= Valley exit jet =

A valley exit jet is a strong, down-valley, elevated air current that emerges above the intersection of the valley and its adjacent plain. These winds frequently reach a maximum of 20 m/s at a height of 40-200 m above the ground. Surface winds below the jet may sway vegetation but are significantly weaker.

The presence of these strong nighttime down-valley air flows has been documented at the mouth of many Alpine valleys that merge with basins, such as the Inn Valley of Austria, where the jet is strong enough to be heard at the ground. In the United States, exit jet signatures have been observed at the North Fork Gunnison River at Paonia, Colorado; the exit of South Boulder Creek south of Boulder, Colorado; Albuquerque, New Mexico at the mouth of Tijeras Canyon; and the mouth of Spanish Fork Canyon in Utah.

==Theory==

Exit jets are likely to be found in valley regions that exhibit diurnal mountain wind systems, such as those of the dry mountain ranges of the US. These diurnal wind systems are driven by horizontal pressure gradients. Due to the abrupt transition over a short distance between the valley high pressure and the basin low pressure, the gradients are strongest near the valley exit, producing a jet.
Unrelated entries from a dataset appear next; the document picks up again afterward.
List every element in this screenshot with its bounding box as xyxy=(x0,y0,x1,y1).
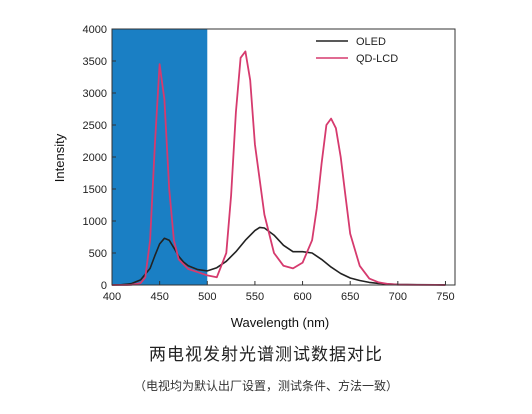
y-tick-label: 3000 xyxy=(83,88,107,100)
x-tick-label: 450 xyxy=(150,291,168,303)
axis-layer: 400 450 500 550 600 650 700 750 0 500 1000 1500 2000… xyxy=(83,24,455,303)
x-tick-label: 400 xyxy=(103,291,121,303)
y-tick-label: 2500 xyxy=(83,120,107,132)
x-tick-label: 600 xyxy=(293,291,311,303)
series-line-oled xyxy=(111,226,446,286)
x-tick-label: 500 xyxy=(198,291,216,303)
y-tick-label: 3500 xyxy=(83,56,107,68)
y-tick-label: 1000 xyxy=(83,216,107,228)
y-tick-label: 0 xyxy=(101,280,107,292)
legend-label-qdlcd: QD-LCD xyxy=(356,53,398,65)
x-axis-title: Wavelength (nm) xyxy=(231,315,330,330)
caption-note: （电视均为默认出厂设置，测试条件、方法一致） xyxy=(133,379,398,393)
y-axis-title: Intensity xyxy=(52,133,67,182)
x-tick-label: 650 xyxy=(341,291,359,303)
spectrum-chart: 400 450 500 550 600 650 700 750 0 500 1000 1500 2000… xyxy=(52,24,456,330)
x-tick-label: 750 xyxy=(436,291,454,303)
y-tick-label: 4000 xyxy=(83,24,107,36)
x-tick-label: 550 xyxy=(246,291,264,303)
legend-label-oled: OLED xyxy=(356,36,386,48)
x-tick-label: 700 xyxy=(389,291,407,303)
caption-title: 两电视发射光谱测试数据对比 xyxy=(149,345,383,365)
y-tick-label: 1500 xyxy=(83,184,107,196)
series-line-qdlcd xyxy=(111,50,446,286)
legend: OLED QD-LCD xyxy=(316,36,398,65)
series-layer xyxy=(111,50,446,286)
y-tick-label: 2000 xyxy=(83,152,107,164)
y-tick-label: 500 xyxy=(89,248,107,260)
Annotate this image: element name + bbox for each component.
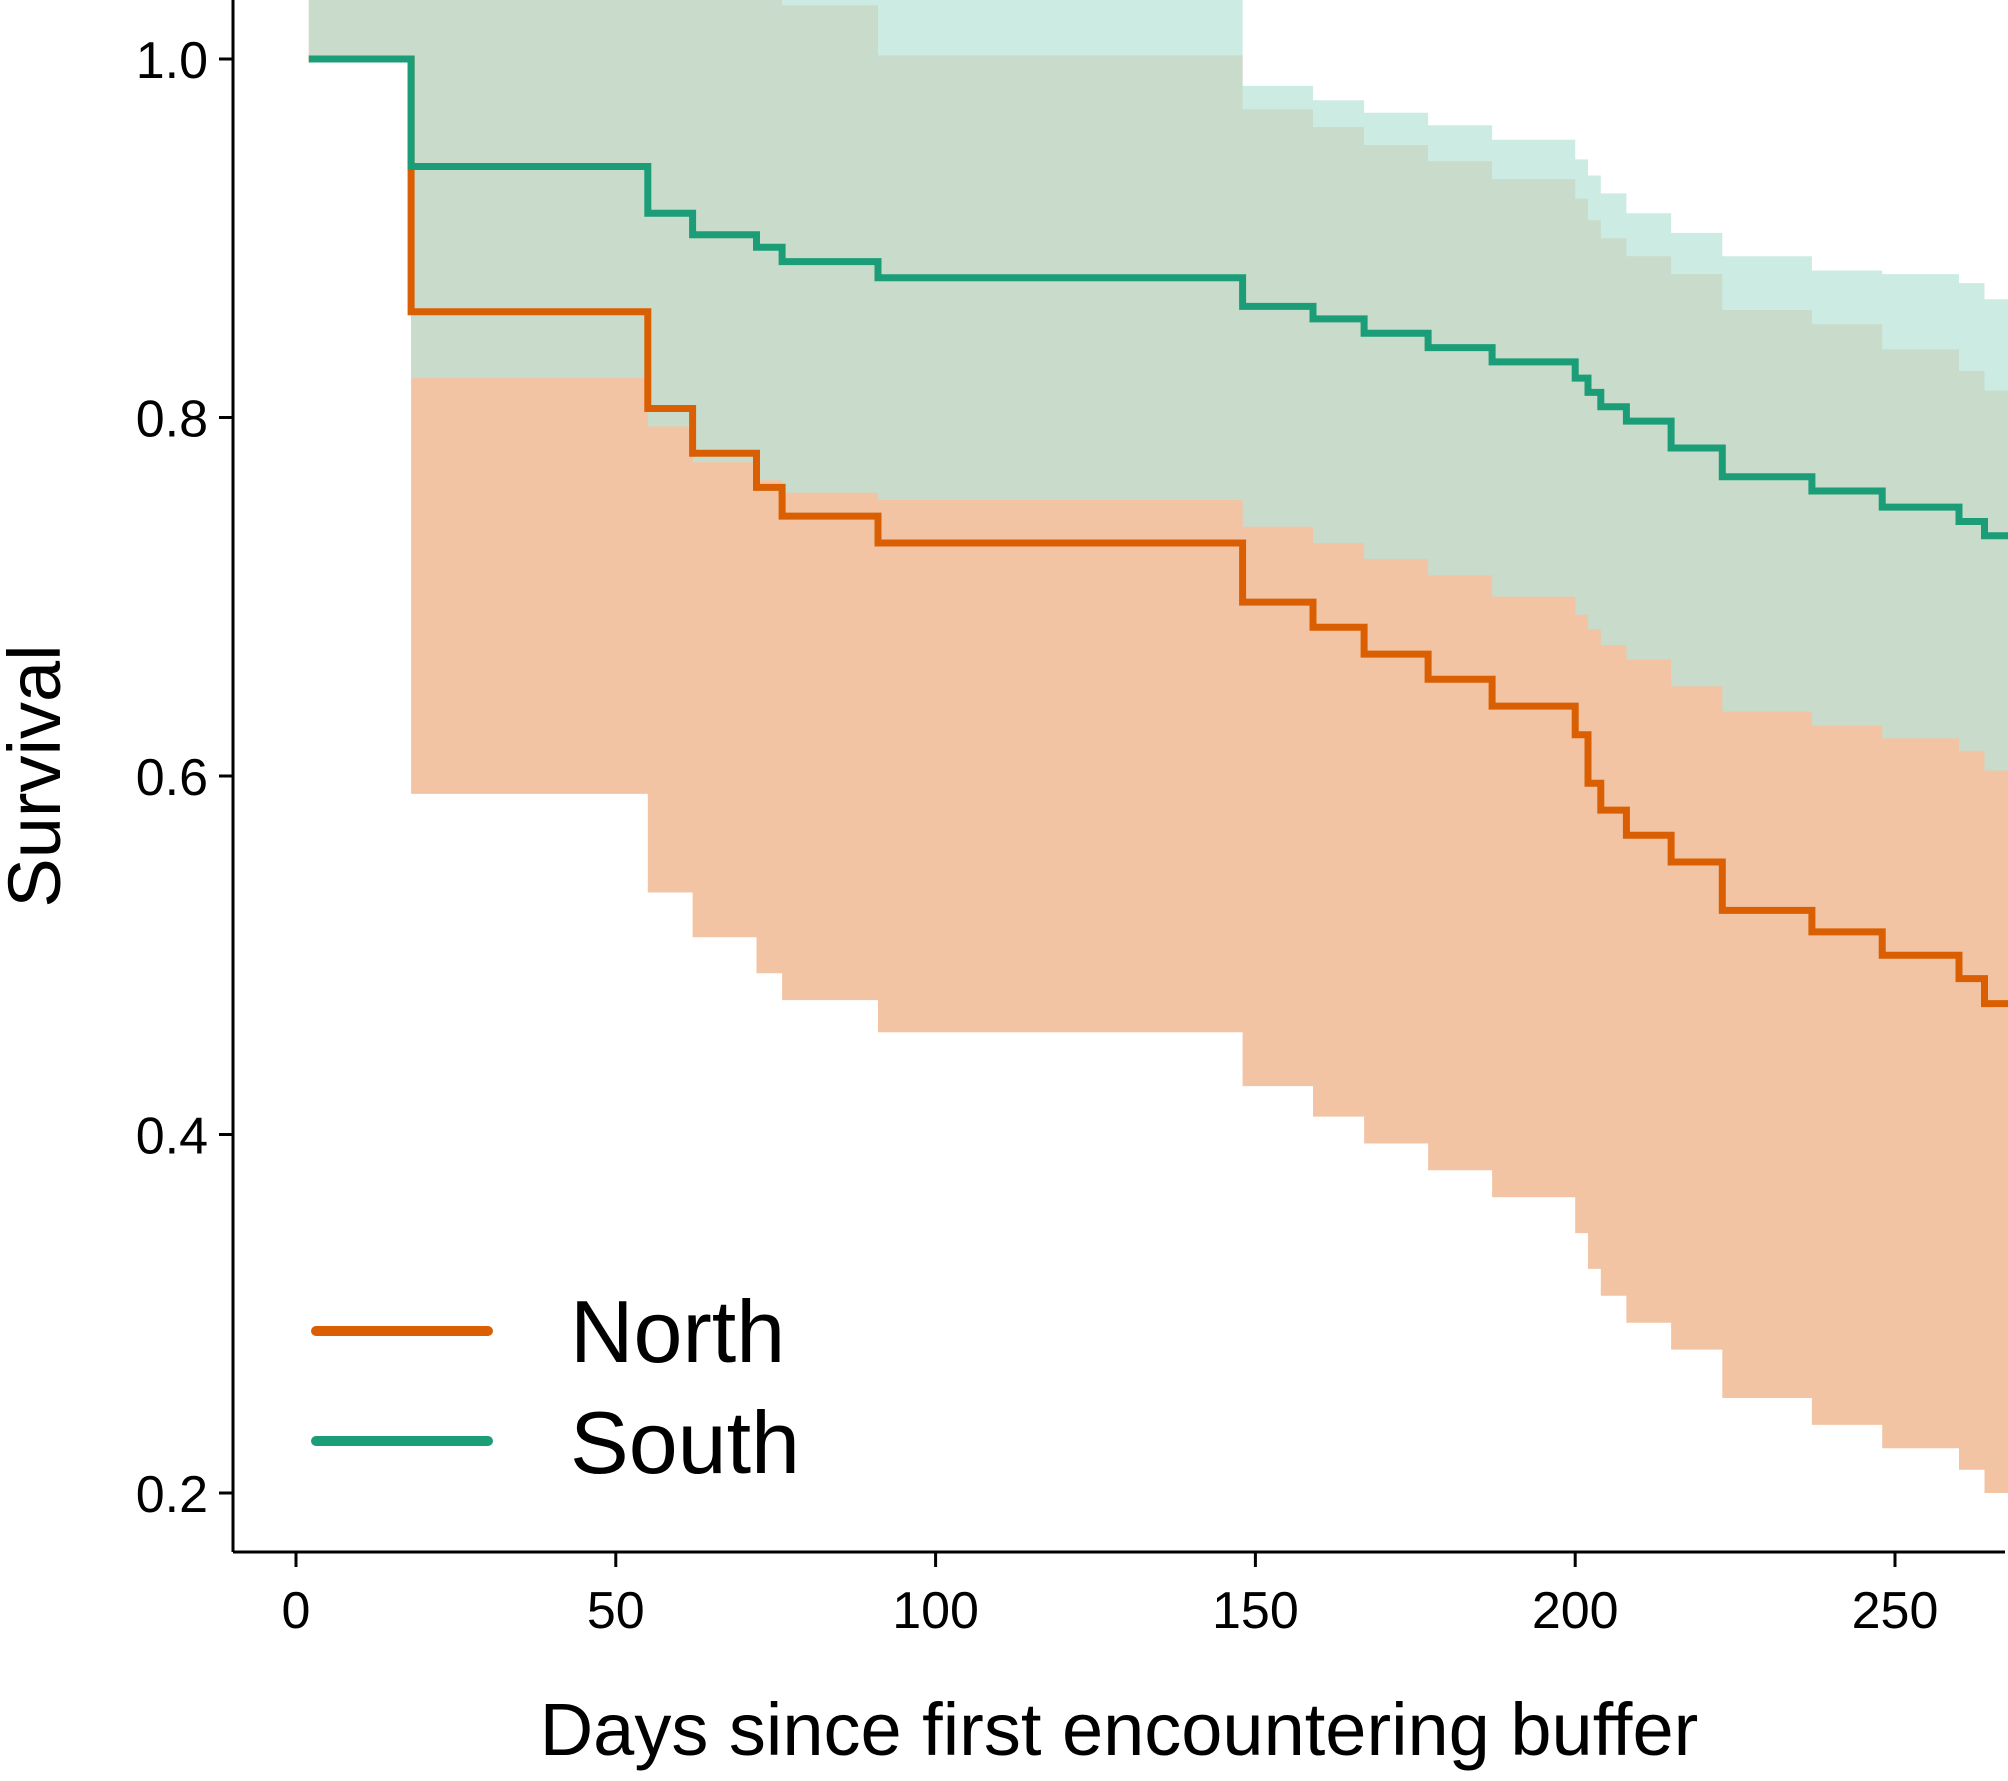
legend: North South: [311, 1282, 800, 1492]
x-ticks: 0 50 100 150 200 250: [282, 1552, 1939, 1640]
survival-line-south: [308, 55, 2008, 540]
x-tick-label: 100: [892, 1582, 979, 1640]
x-tick-label: 0: [282, 1582, 311, 1640]
y-tick-label: 0.2: [136, 1466, 208, 1524]
x-axis-title: Days since first encountering buffer: [540, 1688, 1699, 1771]
x-tick-label: 200: [1532, 1582, 1619, 1640]
x-tick-label: 250: [1852, 1582, 1939, 1640]
legend-label-south: South: [570, 1393, 800, 1492]
y-tick-label: 0.8: [136, 391, 208, 449]
y-tick-label: 0.6: [136, 749, 208, 807]
y-ticks: 0.2 0.4 0.6 0.8 1.0: [136, 32, 233, 1524]
y-tick-label: 0.4: [136, 1108, 208, 1166]
y-axis-title: Survival: [0, 644, 76, 907]
survival-curves: [308, 55, 2008, 1008]
confidence-bands: [308, 0, 2008, 1493]
ci-band-south: [308, 0, 2008, 771]
survival-line-north: [308, 55, 2008, 1008]
x-tick-label: 150: [1212, 1582, 1299, 1640]
y-tick-label: 1.0: [136, 32, 208, 90]
x-tick-label: 50: [587, 1582, 645, 1640]
legend-label-north: North: [570, 1282, 785, 1381]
Other meteorological factors acting to increase exit wind speeds are the acceleration of winds originating inside the valley as they travel to lower elevations downvalley, and the process of cold valley air sinking and ejecting into the plain. Deep valleys that terminate abruptly at a plain are more impacted by these factors than are those that gradually become shallower as downvalley distance increases.

== Impacts ==
Valley exit jets can play a major role in the mitigation of air pollution:
- Airflow emerging into the basin is cleaner due to lower aerosol content
- Vertical mixing resulting from directional shear and from the convergence of the jet with basin scale flows reduces ozone and other pollutants.
- Surface eddies created near canyon mouths inhibit the transport of pollution.

Methods of examining exit jets include remote sensing and direct observation. SODAR and Doppler LIDAR have been used in numerous studies to identify, quantify and relate the jets to atmospheric transport of hazardous materials. Detailed profiles of winds at canyon exits can be directly observed and calculated using a single or double theodolite and tethersondes.

The identification and measurement of valley exit jets can also significantly aid in fire control, as fire often rides valley jets, as well as the development of wind energy.